Are non-citizens registering and voting in Texas? That’s a question one county is refusing to answer.
Bexar County’s elections department faces a federal lawsuit if it continues to deny access to public records of non-citizens found on the county’s voter rolls.
The county refused a request by the Public Interest Legal Foundation (PILF) to inspect records of non-citizens who registered to vote and then were later removed from the voter rolls after the county discovered they weren’t citizens. It’s a violation of federal and state law for non-citizens to register to vote.
In an unusual move, the Bexar County District Attorney’s office responded to PILF on behalf of Elections Administrator Jacque Callanen. In a letter dated December 14, Assistant DA Clarkson Brown explicitly told PILF that if representatives appeared for inspection at county offices, they would be denied access.
“This is a terrible mistake on the part of Bexar County and an abrupt reversal on years of compliance with similar requests,” PILF President and General Counsel J. Christian Adams said. “Other counties across Texas are complying with federal law. Either Bexar officials feel they are special or they have something embarrassing to hide.

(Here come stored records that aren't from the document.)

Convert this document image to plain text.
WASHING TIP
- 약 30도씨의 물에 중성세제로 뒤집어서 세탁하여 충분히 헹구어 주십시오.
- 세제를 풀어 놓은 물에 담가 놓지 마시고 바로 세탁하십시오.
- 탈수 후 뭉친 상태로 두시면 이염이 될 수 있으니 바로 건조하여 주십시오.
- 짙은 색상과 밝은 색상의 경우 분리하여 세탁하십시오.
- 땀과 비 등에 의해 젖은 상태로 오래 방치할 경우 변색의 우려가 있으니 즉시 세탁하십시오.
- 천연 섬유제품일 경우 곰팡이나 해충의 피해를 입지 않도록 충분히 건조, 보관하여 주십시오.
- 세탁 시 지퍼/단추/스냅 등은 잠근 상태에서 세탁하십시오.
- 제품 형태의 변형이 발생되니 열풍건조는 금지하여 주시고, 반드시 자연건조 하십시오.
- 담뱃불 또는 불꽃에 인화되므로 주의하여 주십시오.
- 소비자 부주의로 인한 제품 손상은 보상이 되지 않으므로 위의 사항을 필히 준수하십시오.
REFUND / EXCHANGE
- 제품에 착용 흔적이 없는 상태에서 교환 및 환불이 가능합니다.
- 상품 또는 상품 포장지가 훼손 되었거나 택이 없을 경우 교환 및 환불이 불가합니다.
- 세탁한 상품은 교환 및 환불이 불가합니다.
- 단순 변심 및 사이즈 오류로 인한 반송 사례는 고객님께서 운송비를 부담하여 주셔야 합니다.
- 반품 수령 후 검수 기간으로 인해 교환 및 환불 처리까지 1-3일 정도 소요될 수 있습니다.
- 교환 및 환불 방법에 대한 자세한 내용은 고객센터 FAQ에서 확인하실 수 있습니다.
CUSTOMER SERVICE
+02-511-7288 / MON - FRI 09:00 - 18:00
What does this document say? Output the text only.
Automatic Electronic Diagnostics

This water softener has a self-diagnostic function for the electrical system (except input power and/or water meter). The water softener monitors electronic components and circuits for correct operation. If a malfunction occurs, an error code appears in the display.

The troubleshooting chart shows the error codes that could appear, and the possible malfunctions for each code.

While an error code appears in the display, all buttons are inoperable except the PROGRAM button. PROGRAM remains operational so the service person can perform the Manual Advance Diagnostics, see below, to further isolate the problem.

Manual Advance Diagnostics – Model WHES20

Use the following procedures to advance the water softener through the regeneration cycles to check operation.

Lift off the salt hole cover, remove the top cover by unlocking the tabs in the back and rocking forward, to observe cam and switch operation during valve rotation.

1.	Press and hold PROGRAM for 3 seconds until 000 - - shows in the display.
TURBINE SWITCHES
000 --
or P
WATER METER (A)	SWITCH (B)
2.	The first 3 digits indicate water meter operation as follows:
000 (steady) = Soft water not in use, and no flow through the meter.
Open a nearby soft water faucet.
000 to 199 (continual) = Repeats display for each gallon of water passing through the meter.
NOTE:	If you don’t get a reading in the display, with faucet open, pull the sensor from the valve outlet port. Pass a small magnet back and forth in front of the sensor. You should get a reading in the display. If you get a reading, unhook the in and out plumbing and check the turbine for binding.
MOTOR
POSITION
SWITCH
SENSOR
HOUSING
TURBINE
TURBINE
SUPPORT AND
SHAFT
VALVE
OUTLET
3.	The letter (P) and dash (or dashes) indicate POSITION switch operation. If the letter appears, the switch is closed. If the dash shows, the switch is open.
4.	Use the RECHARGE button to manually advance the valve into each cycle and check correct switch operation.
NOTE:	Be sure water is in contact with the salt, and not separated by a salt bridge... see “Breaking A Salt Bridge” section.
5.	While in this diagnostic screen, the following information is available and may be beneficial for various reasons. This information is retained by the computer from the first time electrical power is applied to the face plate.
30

We will go to federal court if we must to obtain these public records.”
The county’s response claimed, incorrectly, that federal voter roll disclosure and inspection requirements apply only to the Texas Secretary of State, the state’s chief election official, and not to county elections offices.
PILF advised the county in its December 20 NVRA violation notice that, “The federal court in the Western District of Texas has determined that county-level election officials in Texas must comply with the requirements of the NVRA.”
NVRA refers to the National Voter Registration Act, also known as “Motor Voter,” a federal law enacted in 1993. It requires local election officials to maintain accurate voter registration lists and allow public inspection of records relating to its list maintenance programs.
The NVRA also made it easier for non-citizens to get on voter rolls by mandating that states offer voter registration by mail and at driver’s license offices. Registering to vote is now an honor system, with no documentation required and no one verifying citizenship status – applicants merely check a box affirming they’re U.S. citizens.
That’s how Mexican national Rosa Maria Ortega got on the voter rolls in Texas. Last year, Ortega was convicted of voter fraud for illegally registering and voting multiple times in Dallas County, and attempting to register again in Tarrant County.
PILF has also successfully sued counties in Texas and other states that have failed to maintain accurate voter rolls as federal law requires, winning consent agreements compelling local election officials to comply with the NVRA.
Bexar County may be next on their list if it continues to conceal public records related to non-citizens registering and voting. The county elections office has until mid-March to allow PILF to inspect voter registration records or else be sued in federal court.